Se há dia que eu considero, até por razões pessoais, que deva ser celebrado, é o "Dia dos Avós", e por duas ou três questões fundamentais.
Vive-se hoje numa sociedade em que o papel da família tende a esbater-se. Em que pai e mãe trabalham, ( quando trabalham...) e em que os avós, ao invés de serem encarados como elementos enraízadores da família, são antes vistos como um peso que se despeja num qualquer lar ao virar da esquina, sendo que as razões economicistas da escolha desse lar se sobrepõem às razões de qualidade de vida e humanidade com que os idosos devem ser tratados. Todos os dias os meios de comunicação nos dão notícia do desprezo e ausência de sensibilidade humana mínima a que são votados muitos idosos, quer por quem os acolhe, quer pelas famílias que se "esquecem", literalmente, dos seus familiares, passando-se por vezes anos sem que os visitem nos lares de acolhimento, e havendo mesmo milhares de casos conhecidos em que familiares internam nos hospitais do estado os seus idosos com o claro objectivo de nunca mais de lá os quererem retirar. É dramático e chocante, e diria até, criminoso, assistir a isto.
Não quero nem devo iludir o facto de que em muitos casos os filhos não têm outra alternativa ao internamento dos pais em lares. Mas se têm que o fazer, devem fazê-lo com a dignidade, humanidade e respeito que aqueles merecem, quanto mais não seja, porque se sacrificaram, ao longo de uma vida, por proporcionar aos filhos a qualidade de vida e educação que eles próprios, na maioria dos casos, nunca tiveram. Felizmente, identifico muitos casos em que filhos e famílias cuidam e integram no seio familiar, de maneira extremosa, os seus pais e avós, bem como lares que são, independentemente dos preços cobrados, escolas de humanidade.
Há umas décadas atrás, os idosos eram encarados como um valor importante no seio familiar. Um esteio, um factor de transmissão de valores, padrões de vida e conhecimentos; elementos cuidadores e ensinadores das gerações mais jovens. Nas sociedades mais primitivas sempre houve esse olhar sobre os mais velhos. Nas sociedades modernas parece que, afinal, nada disso é já importante e os idosos são olhados como desnecessários e completamente descartáveis.
A minha experiência pessoal é a de quem foi criado e educado pelos avós a partir dos seis anos de idade. Dou graças a Deus porque o amor que os meus avós e a minha família me dedicaram, não permitiu que eu sentisse grandemente a ausência dos pais. Foi-me consagrado pelos meus avós, o mesmo amor e cuidado que já tinham dedicado aos seus filhos.
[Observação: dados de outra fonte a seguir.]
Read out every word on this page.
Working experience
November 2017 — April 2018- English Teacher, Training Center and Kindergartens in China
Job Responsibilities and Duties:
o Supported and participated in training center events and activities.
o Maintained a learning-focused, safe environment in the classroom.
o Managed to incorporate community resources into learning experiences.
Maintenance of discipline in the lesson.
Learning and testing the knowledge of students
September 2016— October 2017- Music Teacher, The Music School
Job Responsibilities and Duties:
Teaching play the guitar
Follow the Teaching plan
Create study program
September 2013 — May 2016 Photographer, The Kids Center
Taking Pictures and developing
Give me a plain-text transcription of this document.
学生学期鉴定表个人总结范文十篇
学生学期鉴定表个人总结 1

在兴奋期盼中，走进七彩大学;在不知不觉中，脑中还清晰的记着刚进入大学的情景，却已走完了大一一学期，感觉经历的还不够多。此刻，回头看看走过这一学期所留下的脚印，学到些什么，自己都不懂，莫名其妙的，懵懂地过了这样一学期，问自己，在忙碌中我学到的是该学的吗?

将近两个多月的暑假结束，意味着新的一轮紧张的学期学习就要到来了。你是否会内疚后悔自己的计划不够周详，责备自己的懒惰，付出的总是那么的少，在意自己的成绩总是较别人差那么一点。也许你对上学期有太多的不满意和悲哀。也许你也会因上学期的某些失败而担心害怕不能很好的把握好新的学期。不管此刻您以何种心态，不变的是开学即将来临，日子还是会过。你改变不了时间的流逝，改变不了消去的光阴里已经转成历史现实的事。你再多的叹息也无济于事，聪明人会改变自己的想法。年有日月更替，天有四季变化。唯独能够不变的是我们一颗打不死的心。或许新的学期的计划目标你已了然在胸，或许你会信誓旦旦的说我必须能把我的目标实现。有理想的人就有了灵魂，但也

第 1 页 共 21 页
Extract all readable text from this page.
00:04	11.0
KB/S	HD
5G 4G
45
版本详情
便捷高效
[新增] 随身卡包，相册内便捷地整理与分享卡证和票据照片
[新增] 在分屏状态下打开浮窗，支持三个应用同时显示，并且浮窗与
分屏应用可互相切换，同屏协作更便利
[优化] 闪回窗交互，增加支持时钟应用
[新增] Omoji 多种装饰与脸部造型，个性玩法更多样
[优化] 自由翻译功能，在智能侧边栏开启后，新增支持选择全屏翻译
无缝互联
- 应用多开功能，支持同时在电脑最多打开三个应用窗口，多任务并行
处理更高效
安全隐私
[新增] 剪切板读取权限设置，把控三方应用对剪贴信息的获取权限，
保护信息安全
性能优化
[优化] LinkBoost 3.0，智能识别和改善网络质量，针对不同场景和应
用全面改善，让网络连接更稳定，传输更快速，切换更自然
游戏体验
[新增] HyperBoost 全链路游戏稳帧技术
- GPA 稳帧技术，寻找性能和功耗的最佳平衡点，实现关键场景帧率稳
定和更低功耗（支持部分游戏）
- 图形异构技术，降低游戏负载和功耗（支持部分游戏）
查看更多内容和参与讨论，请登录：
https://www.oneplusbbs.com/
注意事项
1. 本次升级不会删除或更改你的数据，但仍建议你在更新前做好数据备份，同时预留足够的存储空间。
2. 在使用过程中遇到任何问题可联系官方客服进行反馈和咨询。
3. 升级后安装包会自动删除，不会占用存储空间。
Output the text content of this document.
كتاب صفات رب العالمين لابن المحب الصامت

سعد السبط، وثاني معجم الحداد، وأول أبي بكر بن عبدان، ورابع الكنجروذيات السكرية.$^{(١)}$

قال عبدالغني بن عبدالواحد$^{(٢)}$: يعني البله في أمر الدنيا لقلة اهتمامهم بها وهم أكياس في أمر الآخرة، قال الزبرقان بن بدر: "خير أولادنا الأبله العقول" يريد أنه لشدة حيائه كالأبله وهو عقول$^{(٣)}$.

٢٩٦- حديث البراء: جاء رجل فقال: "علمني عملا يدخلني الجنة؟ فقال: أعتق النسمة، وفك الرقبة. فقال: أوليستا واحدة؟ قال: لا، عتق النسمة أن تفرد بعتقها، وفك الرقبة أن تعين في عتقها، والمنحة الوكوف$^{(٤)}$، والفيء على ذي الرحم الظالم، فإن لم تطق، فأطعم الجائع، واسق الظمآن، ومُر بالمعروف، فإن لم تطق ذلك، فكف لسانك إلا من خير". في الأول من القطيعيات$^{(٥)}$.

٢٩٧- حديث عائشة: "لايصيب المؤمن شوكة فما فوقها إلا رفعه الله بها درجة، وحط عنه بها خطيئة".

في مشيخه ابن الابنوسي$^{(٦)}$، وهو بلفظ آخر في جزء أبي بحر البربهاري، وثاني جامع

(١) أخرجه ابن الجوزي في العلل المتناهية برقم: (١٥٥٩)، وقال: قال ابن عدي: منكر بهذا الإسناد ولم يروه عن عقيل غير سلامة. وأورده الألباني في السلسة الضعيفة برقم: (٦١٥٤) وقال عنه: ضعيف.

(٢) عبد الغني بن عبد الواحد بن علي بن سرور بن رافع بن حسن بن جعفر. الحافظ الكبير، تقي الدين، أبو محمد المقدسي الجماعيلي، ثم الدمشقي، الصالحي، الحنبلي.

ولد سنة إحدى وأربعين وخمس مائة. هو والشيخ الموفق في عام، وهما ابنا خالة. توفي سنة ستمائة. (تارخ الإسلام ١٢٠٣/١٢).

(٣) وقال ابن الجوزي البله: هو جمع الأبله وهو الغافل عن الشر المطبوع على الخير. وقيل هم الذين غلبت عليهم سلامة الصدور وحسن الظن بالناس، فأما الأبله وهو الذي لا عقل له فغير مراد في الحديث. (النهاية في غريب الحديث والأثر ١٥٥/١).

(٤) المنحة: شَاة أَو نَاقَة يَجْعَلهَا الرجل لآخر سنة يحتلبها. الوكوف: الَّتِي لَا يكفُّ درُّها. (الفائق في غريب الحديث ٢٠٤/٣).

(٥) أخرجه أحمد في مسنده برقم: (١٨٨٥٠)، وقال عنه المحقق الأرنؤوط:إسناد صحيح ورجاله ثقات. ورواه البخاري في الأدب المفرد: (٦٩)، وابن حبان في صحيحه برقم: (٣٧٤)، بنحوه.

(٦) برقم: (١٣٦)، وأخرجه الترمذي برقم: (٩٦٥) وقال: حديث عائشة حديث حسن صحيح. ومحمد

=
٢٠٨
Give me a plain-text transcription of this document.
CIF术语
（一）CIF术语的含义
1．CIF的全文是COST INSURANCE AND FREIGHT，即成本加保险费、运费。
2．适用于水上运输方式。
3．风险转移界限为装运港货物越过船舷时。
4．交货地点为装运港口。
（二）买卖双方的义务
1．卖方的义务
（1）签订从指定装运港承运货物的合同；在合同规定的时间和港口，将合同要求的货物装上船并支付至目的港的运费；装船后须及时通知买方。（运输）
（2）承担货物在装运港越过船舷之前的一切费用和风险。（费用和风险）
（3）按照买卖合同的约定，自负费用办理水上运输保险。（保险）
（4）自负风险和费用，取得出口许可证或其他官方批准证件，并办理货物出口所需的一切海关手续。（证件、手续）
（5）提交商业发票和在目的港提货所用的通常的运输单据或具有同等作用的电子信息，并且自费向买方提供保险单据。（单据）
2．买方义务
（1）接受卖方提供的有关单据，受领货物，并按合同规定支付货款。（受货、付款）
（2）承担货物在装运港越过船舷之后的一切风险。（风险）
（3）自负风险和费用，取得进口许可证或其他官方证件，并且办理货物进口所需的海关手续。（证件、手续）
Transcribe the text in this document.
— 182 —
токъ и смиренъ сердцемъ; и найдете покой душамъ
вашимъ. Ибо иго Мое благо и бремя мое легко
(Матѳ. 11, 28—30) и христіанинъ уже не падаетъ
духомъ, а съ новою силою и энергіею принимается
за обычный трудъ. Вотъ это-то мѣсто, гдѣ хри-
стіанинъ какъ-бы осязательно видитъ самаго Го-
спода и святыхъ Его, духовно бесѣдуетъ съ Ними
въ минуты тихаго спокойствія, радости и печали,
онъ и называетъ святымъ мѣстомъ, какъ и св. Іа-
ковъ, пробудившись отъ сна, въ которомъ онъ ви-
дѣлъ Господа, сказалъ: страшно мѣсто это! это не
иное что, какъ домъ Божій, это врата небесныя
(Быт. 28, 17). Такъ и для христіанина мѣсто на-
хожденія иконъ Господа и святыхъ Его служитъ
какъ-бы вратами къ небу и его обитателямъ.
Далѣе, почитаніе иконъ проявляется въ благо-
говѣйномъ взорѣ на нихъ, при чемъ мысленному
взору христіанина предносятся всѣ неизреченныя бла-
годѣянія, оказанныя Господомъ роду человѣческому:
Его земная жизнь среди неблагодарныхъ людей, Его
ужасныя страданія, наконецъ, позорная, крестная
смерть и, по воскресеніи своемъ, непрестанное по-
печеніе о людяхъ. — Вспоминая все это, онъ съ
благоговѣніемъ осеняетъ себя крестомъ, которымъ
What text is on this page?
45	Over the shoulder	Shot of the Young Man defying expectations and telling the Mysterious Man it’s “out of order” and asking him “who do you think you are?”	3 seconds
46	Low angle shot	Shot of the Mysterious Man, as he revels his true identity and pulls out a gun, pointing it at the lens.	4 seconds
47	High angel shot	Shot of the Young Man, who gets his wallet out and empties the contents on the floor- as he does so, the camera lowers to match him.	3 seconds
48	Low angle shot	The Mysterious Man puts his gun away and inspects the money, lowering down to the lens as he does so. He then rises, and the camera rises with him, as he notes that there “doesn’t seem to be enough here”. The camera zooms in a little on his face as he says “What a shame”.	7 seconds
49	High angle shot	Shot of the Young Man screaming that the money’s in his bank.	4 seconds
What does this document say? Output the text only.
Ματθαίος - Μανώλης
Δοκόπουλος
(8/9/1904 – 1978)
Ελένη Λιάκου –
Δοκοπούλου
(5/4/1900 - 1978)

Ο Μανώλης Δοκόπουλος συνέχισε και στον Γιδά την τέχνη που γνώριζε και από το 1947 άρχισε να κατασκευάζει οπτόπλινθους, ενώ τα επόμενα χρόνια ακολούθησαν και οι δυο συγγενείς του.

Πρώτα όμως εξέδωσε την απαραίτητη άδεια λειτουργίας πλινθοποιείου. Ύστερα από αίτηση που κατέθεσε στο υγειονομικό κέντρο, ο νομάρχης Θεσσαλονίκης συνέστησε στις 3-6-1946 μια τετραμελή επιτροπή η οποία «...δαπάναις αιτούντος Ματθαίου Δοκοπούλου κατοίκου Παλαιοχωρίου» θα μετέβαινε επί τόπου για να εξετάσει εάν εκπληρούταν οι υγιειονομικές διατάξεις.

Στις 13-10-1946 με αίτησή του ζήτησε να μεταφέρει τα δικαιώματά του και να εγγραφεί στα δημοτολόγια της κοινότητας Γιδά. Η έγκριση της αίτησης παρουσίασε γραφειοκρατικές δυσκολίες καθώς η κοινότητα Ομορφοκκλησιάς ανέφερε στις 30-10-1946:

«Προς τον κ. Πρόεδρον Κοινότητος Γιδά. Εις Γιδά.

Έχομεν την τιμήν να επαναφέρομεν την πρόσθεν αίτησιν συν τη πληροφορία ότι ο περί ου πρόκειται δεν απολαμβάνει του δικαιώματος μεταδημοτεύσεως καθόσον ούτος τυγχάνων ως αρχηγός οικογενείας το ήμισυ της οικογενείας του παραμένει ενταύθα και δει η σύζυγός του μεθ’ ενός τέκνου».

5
Numa determinada altura, eu senti-me mesmo como um pequeno "príncipe" no meio de tantos cuidados e afectos que me eram dispensados. Devo muito aos meus avós. Sei que a sua vida teria sido um pouco diferente se não tivessem que, depois de criados sete filhos, terem que criar e educar ainda um neto. Não me consta que alguma vez se tenham queixado desse facto. E tenho a certeza de que muitas vezes tiveram razões para isso, em especial porque o seu relacionamento, em busca do melhor para mim, com os meus pais, não foi fácil, ou mesmo porque a minha entrada na adolescência e fase inicial da juventude também lhes não facilitou a vida.
Dos meus avós, não me lembro de alguma vez ter recebido um açoite ( e se recebesse teria sido provavelmente merecido, porque como também diz o adágio, "quem dá o pão, dá a educação" ), apenas cuidado e carinho. Lamento que tivessem partido cedo, que eu não tivesse usufruido, por mais tempo, da sua companhia.
Não me lembro de quantos brinquedos me compraram, provavelmente poucos - na minha geração as crianças eram, na generalidade, quem fabricava os seus próprios brinquedos - mas lembro o amor que me dedicaram, os meus avós, enquanto viveram.
Hoje, na certeza de que os avós devem voltar a ser encarados como um valor seguro de enraizamento familiar e como cuidadores preferenciais dos netos, deixo aqui esta homenagem pública aos meus avós maternos, Gertrudes Serra e José Lourenço, e a tudo aquilo que ao fim de muitos anos ainda representam para mim, mesmo estando ausentes fisicamente.